"Breakout events in a time series can reveal unusual activities that has happened in the past as well as possible forthcoming level shifts and other anomalous behavior in the near future. It helps understand the time series better and can probably tell you where to look, while revealing valuable insights that you have so far been overlooking . ."
Installation and setup
For this analysis, we are going to use 3 packages that offer facilities to detect breakouts:
- AnamolyDetection (available at twitter’s github page)
While AnamolyDetection package has its own mechanism to plot the graphs, we will use the ‘autoplot’ function in ggplot2 along with the ggfortify package that enables autoplot to draw time series graphs. The data we use for this analysis is the australian air passengers data between the years 1970 and 2009, which is available in the ‘ausair’ timeseries in the ‘fpp’ package.
devtools::install_github("twitter/AnomalyDetection") # install twitter's AnomalyDetection
library(fpp) # for 'ausair' data
library(ggfortify) # enable timeseries in autoplot
myTS <- ausair # initialise data
myPeriod <- "year" # set the period
ymth <- paste(start(myTS), collapse="/")
startDate <- as.Date(paste(ymth, "1", sep="/"), format="%Y/%m/%d") # start date
eymth <- paste(end(myTS), collapse="/")
endDate <- as.Date(paste(eymth, "1", sep="/"), format="%Y/%m/%d") # end date
Dates <- seq.Date(startDate, endDate, by=myPeriod) # create the dates
Dates <- ymd(Dates) # convert to POSIXct
myData <- data.frame(Dates, myTS) # cast as a data.frame
AnomalyDetectionTs(myData, max_anoms = 0.2, direction='both', plot=TRUE) # perform anamoly detection and plot
What happened in the code above? Our aim is to prepare data in the format required by AnomalyDetectionTs function. It takes in as its first argument, a dataframe that has time stamps in the first columns and the actual values of the time series in the second column. Since the original ‘ausair’ data is available to us as a time series, we do the above steps to convert it the the required dataframe format (1st column contains time stamps, while 2nd contains the data values) before applying the AnomalyDetection function on the data frame.
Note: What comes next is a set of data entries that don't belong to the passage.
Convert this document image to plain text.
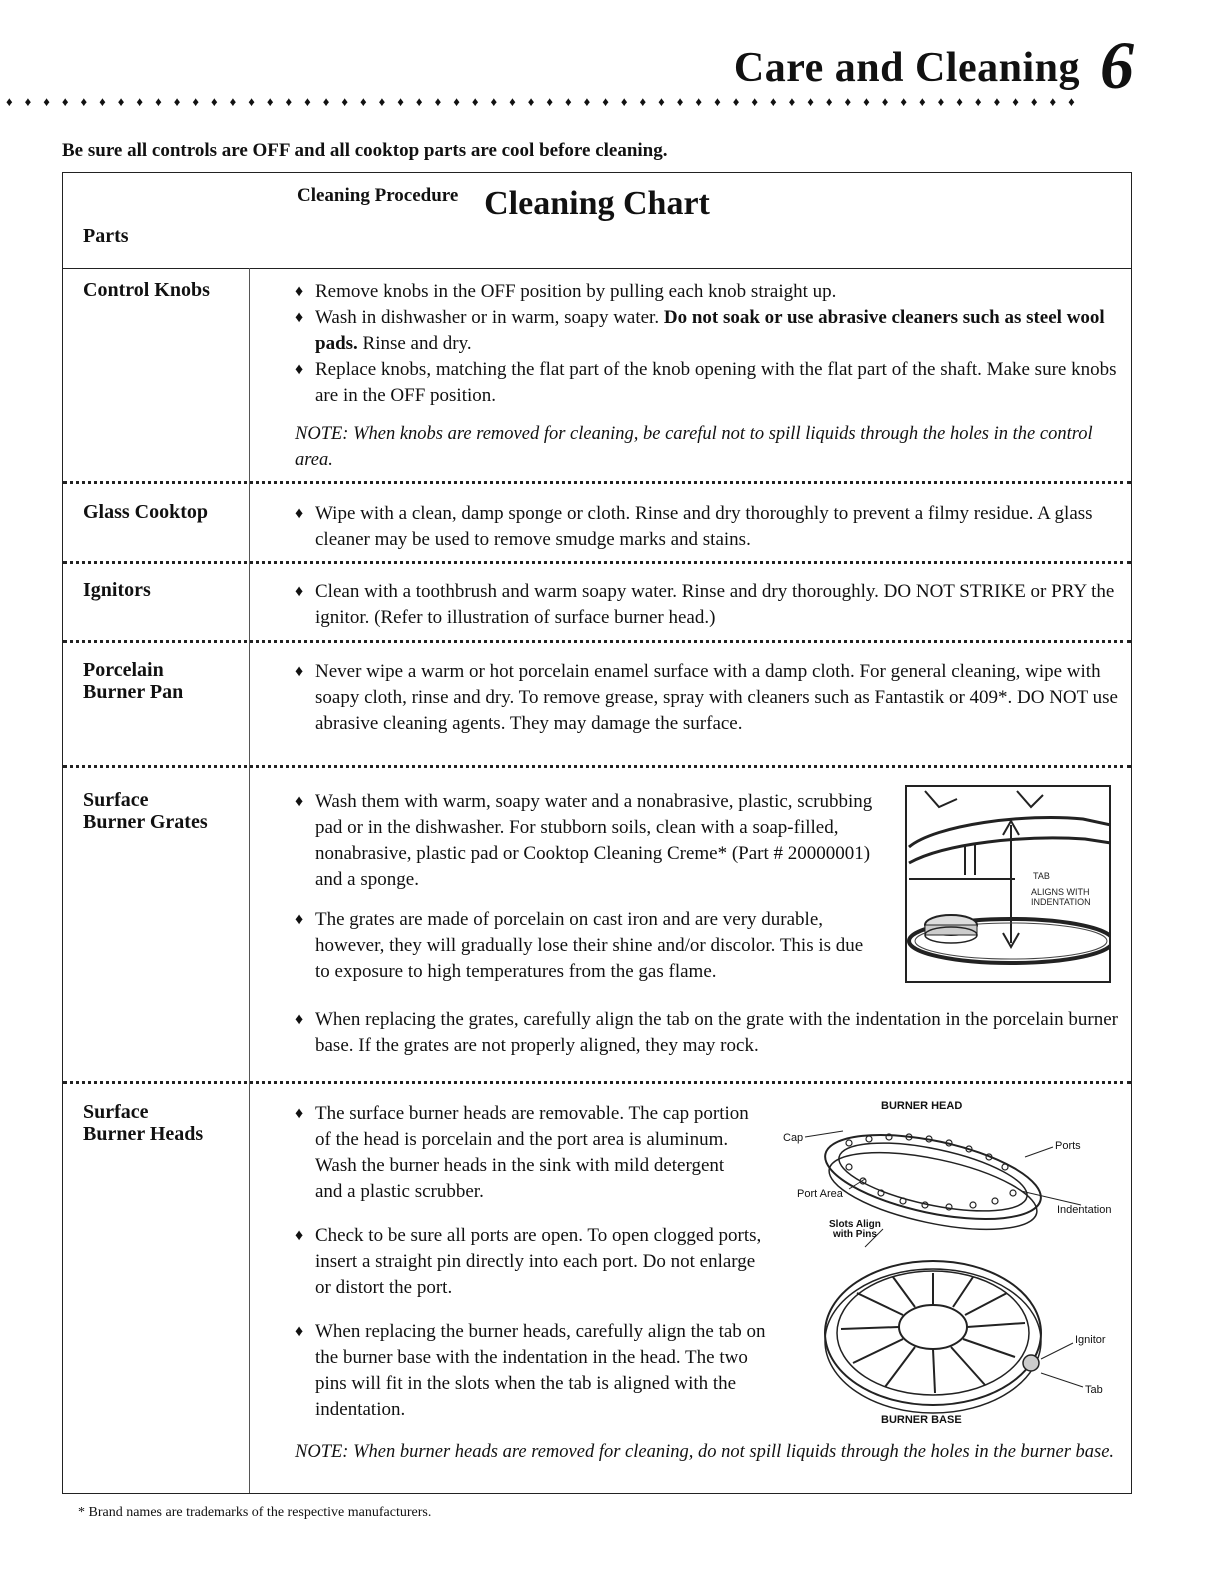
Care and Cleaning 6
♦♦♦♦♦♦♦♦♦♦♦♦♦♦♦♦♦♦♦♦♦♦♦♦♦♦♦♦♦♦♦♦♦♦♦♦♦♦♦♦♦♦♦♦♦♦♦♦♦♦♦♦♦♦♦♦♦♦
Be sure all controls are OFF and all cooktop parts are cool before cleaning.
Cleaning Chart
Parts
Cleaning Procedure
Control Knobs	♦ Remove knobs in the OFF position by pulling each knob straight up.
♦ Wash in dishwasher or in warm, soapy water. Do not soak or use abrasive cleaners such as steel wool pads. Rinse and dry.
♦ Replace knobs, matching the flat part of the knob opening with the flat part of the shaft. Make sure knobs are in the OFF position.
NOTE: When knobs are removed for cleaning, be careful not to spill liquids through the holes in the control area.
Glass Cooktop	♦ Wipe with a clean, damp sponge or cloth. Rinse and dry thoroughly to prevent a filmy residue. A glass cleaner may be used to remove smudge marks and stains.
Ignitors	♦ Clean with a toothbrush and warm soapy water. Rinse and dry thoroughly. DO NOT STRIKE or PRY the ignitor. (Refer to illustration of surface burner head.)
Porcelain
Burner Pan
♦ Never wipe a warm or hot porcelain enamel surface with a damp cloth. For general cleaning, wipe with soapy cloth, rinse and dry. To remove grease, spray with cleaners such as Fantastik or 409*. DO NOT use abrasive cleaning agents. They may damage the surface.
Surface
Burner Grates
♦ Wash them with warm, soapy water and a nonabrasive, plastic, scrubbing pad or in the dishwasher. For stubborn soils, clean with a soap-filled, nonabrasive, plastic pad or Cooktop Cleaning Creme* (Part # 20000001) and a sponge.
♦ The grates are made of porcelain on cast iron and are very durable, however, they will gradually lose their shine and/or discolor. This is due to exposure to high temperatures from the gas flame.
♦ When replacing the grates, carefully align the tab on the grate with the indentation in the porcelain burner base. If the grates are not properly aligned, they may rock.
TAB
ALIGNS WITH
INDENTATION
Surface
Burner Heads
♦ The surface burner heads are removable. The cap portion of the head is porcelain and the port area is aluminum. Wash the burner heads in the sink with mild detergent and a plastic scrubber.
♦ Check to be sure all ports are open. To open clogged ports, insert a straight pin directly into each port. Do not enlarge or distort the port.
♦ When replacing the burner heads, carefully align the tab on the burner base with the indentation in the head. The two pins will fit in the slots when the tab is aligned with the indentation.
NOTE: When burner heads are removed for cleaning, do not spill liquids through the holes in the burner base.
BURNER HEAD
Cap
Ports
Port Area
Indentation
Slots Align
with Pins
Ignitor
Tab
BURNER BASE
* Brand names are trademarks of the respective manufacturers.
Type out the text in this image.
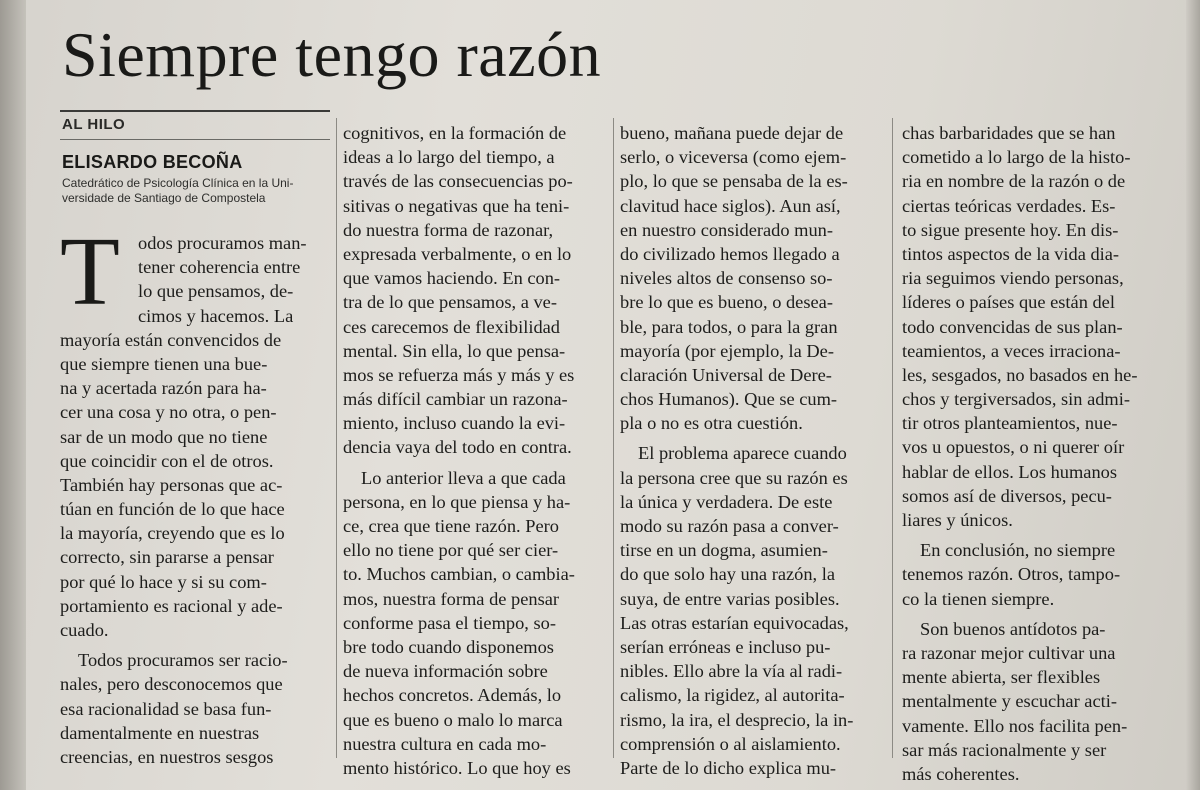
Siempre tengo razón
AL HILO
ELISARDO BECOÑA
Catedrático de Psicología Clínica en la Uni-
versidade de Santiago de Compostela
T odos procuramos man-
tener coherencia entre
lo que pensamos, de-
cimos y hacemos. La
mayoría están convencidos de
que siempre tienen una bue-
na y acertada razón para ha-
cer una cosa y no otra, o pen-
sar de un modo que no tiene
que coincidir con el de otros.
También hay personas que ac-
túan en función de lo que hace
la mayoría, creyendo que es lo
correcto, sin pararse a pensar
por qué lo hace y si su com-
portamiento es racional y ade-
cuado.
Todos procuramos ser racio-
nales, pero desconocemos que
esa racionalidad se basa fun-
damentalmente en nuestras
creencias, en nuestros sesgos
cognitivos, en la formación de
ideas a lo largo del tiempo, a
través de las consecuencias po-
sitivas o negativas que ha teni-
do nuestra forma de razonar,
expresada verbalmente, o en lo
que vamos haciendo. En con-
tra de lo que pensamos, a ve-
ces carecemos de flexibilidad
mental. Sin ella, lo que pensa-
mos se refuerza más y más y es
más difícil cambiar un razona-
miento, incluso cuando la evi-
dencia vaya del todo en contra.
Lo anterior lleva a que cada
persona, en lo que piensa y ha-
ce, crea que tiene razón. Pero
ello no tiene por qué ser cier-
to. Muchos cambian, o cambia-
mos, nuestra forma de pensar
conforme pasa el tiempo, so-
bre todo cuando disponemos
de nueva información sobre
hechos concretos. Además, lo
que es bueno o malo lo marca
nuestra cultura en cada mo-
mento histórico. Lo que hoy es
bueno, mañana puede dejar de
serlo, o viceversa (como ejem-
plo, lo que se pensaba de la es-
clavitud hace siglos). Aun así,
en nuestro considerado mun-
do civilizado hemos llegado a
niveles altos de consenso so-
bre lo que es bueno, o desea-
ble, para todos, o para la gran
mayoría (por ejemplo, la De-
claración Universal de Dere-
chos Humanos). Que se cum-
pla o no es otra cuestión.
El problema aparece cuando
la persona cree que su razón es
la única y verdadera. De este
modo su razón pasa a conver-
tirse en un dogma, asumien-
do que solo hay una razón, la
suya, de entre varias posibles.
Las otras estarían equivocadas,
serían erróneas e incluso pu-
nibles. Ello abre la vía al radi-
calismo, la rigidez, al autorita-
rismo, la ira, el desprecio, la in-
comprensión o al aislamiento.
Parte de lo dicho explica mu-
chas barbaridades que se han
cometido a lo largo de la histo-
ria en nombre de la razón o de
ciertas teóricas verdades. Es-
to sigue presente hoy. En dis-
tintos aspectos de la vida dia-
ria seguimos viendo personas,
líderes o países que están del
todo convencidas de sus plan-
teamientos, a veces irraciona-
les, sesgados, no basados en he-
chos y tergiversados, sin admi-
tir otros planteamientos, nue-
vos u opuestos, o ni querer oír
hablar de ellos. Los humanos
somos así de diversos, pecu-
liares y únicos.
En conclusión, no siempre
tenemos razón. Otros, tampo-
co la tienen siempre.
Son buenos antídotos pa-
ra razonar mejor cultivar una
mente abierta, ser flexibles
mentalmente y escuchar acti-
vamente. Ello nos facilita pen-
sar más racionalmente y ser
más coherentes.
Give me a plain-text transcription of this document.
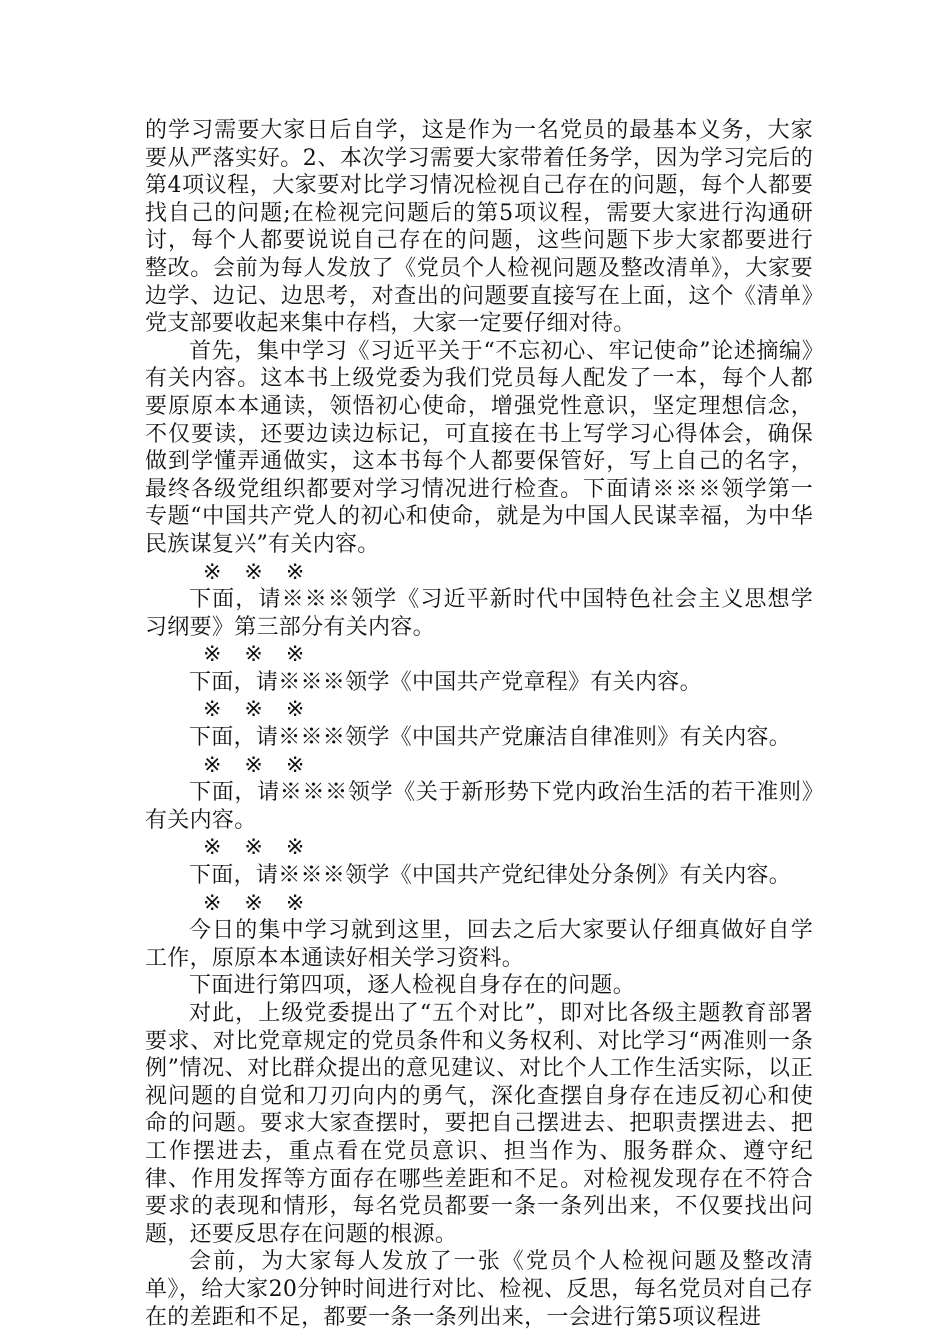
的学习需要大家日后自学，这是作为一名党员的最基本义务，大家要从严落实好。2、本次学习需要大家带着任务学，因为学习完后的第4项议程，大家要对比学习情况检视自己存在的问题，每个人都要找自己的问题;在检视完问题后的第5项议程，需要大家进行沟通研讨，每个人都要说说自己存在的问题，这些问题下步大家都要进行整改。会前为每人发放了《党员个人检视问题及整改清单》，大家要边学、边记、边思考，对查出的问题要直接写在上面，这个《清单》党支部要收起来集中存档，大家一定要仔细对待。

首先，集中学习《习近平关于“不忘初心、牢记使命”论述摘编》有关内容。这本书上级党委为我们党员每人配发了一本，每个人都要原原本本通读，领悟初心使命，增强党性意识，坚定理想信念，不仅要读，还要边读边标记，可直接在书上写学习心得体会，确保做到学懂弄通做实，这本书每个人都要保管好，写上自己的名字，最终各级党组织都要对学习情况进行检查。下面请※※※领学第一专题“中国共产党人的初心和使命，就是为中国人民谋幸福，为中华民族谋复兴”有关内容。

※ ※ ※

下面，请※※※领学《习近平新时代中国特色社会主义思想学习纲要》第三部分有关内容。

※ ※ ※

下面，请※※※领学《中国共产党章程》有关内容。

※ ※ ※

下面，请※※※领学《中国共产党廉洁自律准则》有关内容。

※ ※ ※

下面，请※※※领学《关于新形势下党内政治生活的若干准则》有关内容。

※ ※ ※

下面，请※※※领学《中国共产党纪律处分条例》有关内容。

※ ※ ※

今日的集中学习就到这里，回去之后大家要认仔细真做好自学工作，原原本本通读好相关学习资料。

下面进行第四项，逐人检视自身存在的问题。

对此，上级党委提出了“五个对比”，即对比各级主题教育部署要求、对比党章规定的党员条件和义务权利、对比学习“两准则一条例”情况、对比群众提出的意见建议、对比个人工作生活实际，以正视问题的自觉和刀刃向内的勇气，深化查摆自身存在违反初心和使命的问题。要求大家查摆时，要把自己摆进去、把职责摆进去、把工作摆进去，重点看在党员意识、担当作为、服务群众、遵守纪律、作用发挥等方面存在哪些差距和不足。对检视发现存在不符合要求的表现和情形，每名党员都要一条一条列出来，不仅要找出问题，还要反思存在问题的根源。

会前，为大家每人发放了一张《党员个人检视问题及整改清单》，给大家20分钟时间进行对比、检视、反思，每名党员对自己存在的差距和不足，都要一条一条列出来，一会进行第5项议程进
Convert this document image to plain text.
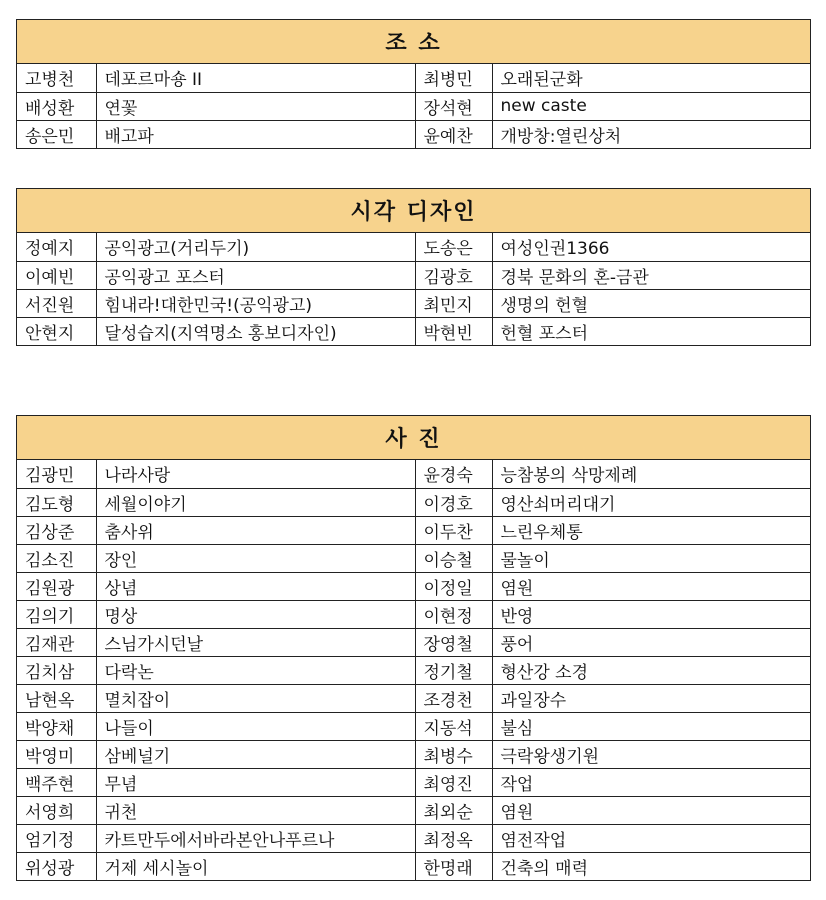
조 소
고병천	데포르마숑 II	최병민	오래된군화
배성환	연꽃	장석현	new caste
송은민	배고파	윤예찬	개방창:열린상처
시각 디자인
정예지	공익광고(거리두기)	도송은	여성인권1366
이예빈	공익광고 포스터	김광호	경북 문화의 혼-금관
서진원	힘내라!대한민국!(공익광고)	최민지	생명의 헌혈
안현지	달성습지(지역명소 홍보디자인)	박현빈	헌혈 포스터
사 진
김광민	나라사랑	윤경숙	능참봉의 삭망제례
김도형	세월이야기	이경호	영산쇠머리대기
김상준	춤사위	이두찬	느린우체통
김소진	장인	이승철	물놀이
김원광	상념	이정일	염원
김의기	명상	이현정	반영
김재관	스님가시던날	장영철	풍어
김치삼	다락논	정기철	형산강 소경
남현옥	멸치잡이	조경천	과일장수
박양채	나들이	지동석	불심
박영미	삼베널기	최병수	극락왕생기원
백주현	무념	최영진	작업
서영희	귀천	최외순	염원
엄기정	카트만두에서바라본안나푸르나	최정옥	염전작업
위성광	거제 세시놀이	한명래	건축의 매력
The key arguments in the AnomalyDetection are the ‘max_anoms’ that takes the percentage of datapoints that can be considered as a breakout point and the ‘direction’ (pos/neg/both) where the anomalies need to be discovered.
Upon applying the function the result throws out a time series graph that highlights the breakpoints and a $anoms attribute that shows a set of breakpoint events. We may infer that the focus of these breakpoints are on the future events because, the points that are marked are typically are those that lie at a rising points in the time series where a breakout seem to have initiated a different level for the series. My guess is, had we had a time series that had low lying points, that leads to sharper movement in negative direction, those would be marked as breakouts as well.
$anoms timestamp anoms 1 2002-01-01 39.02158 2 2003-01-01 41.38643 3 2004-01-01 41.59655 4 2005-01-01 44.65732 5 2006-01-01 46.95177 6 2007-01-01 48.72884 7 2008-01-01 51.48843 8 2009-01-01 50.02697
autoplot(cpt.meanvar(myTS), size=1.5, colour="firebrick") +
labs(x="Date", y="Total Annual Air Passengers", title="AusAir - Changepoint") + # add labels
theme(plot.title = element_text(size=20, face="bold", vjust=2), # style the axis and title text
plot.margin=unit(c(10,10,0,0),"mm")) # adjust plot margin
In the above code we use the ‘cpt.meanvar’ function to detect the change points, which are essentially points that cause anti-patterns that make it stand out from the from the rest of the series. The main engine of the above code is the first line containing the ‘autoplot’. The rest from second line on wards is meant for styling the graph.
bpts <- breakpoints(myTS ~ 1)# get the breakpoints
autoplot(bpts, ts.colour="firebrick", size=1.5, cpt.linetype="solid") +
labs(x="Date", y="Total Annual Air Passengers", title="AusAir - Strucchange") +
theme(plot.title = element_text(size=20, face="bold", vjust=2),
The breakpoints funcition uses a linear regression based approach to compute the breaks. It tries to partition that time series into segments. The algorithm for computing the optimal breakpoints given the number of breaks is based on a dynamic programming approach using the Bellman principle. The main computational effort is to compute a triangular RSS matrix, which gives the residual sum of squares for a segment starting at observation i and ending at i’ with i < i’. Breakpoints are the number of observations that are the last in one segment.
Optimal 5-segment partition: Call: breakpoints.formula(formula = myTS ~ 1) Breakpoints at observation number: 9 21 27 33 Corresponding to breakdates: 1978 1990 1996 2002
The three methods discussed here approach breakouts in much different ways. It is up to the investigator to decide which method to use based on your problem’s specific objectives.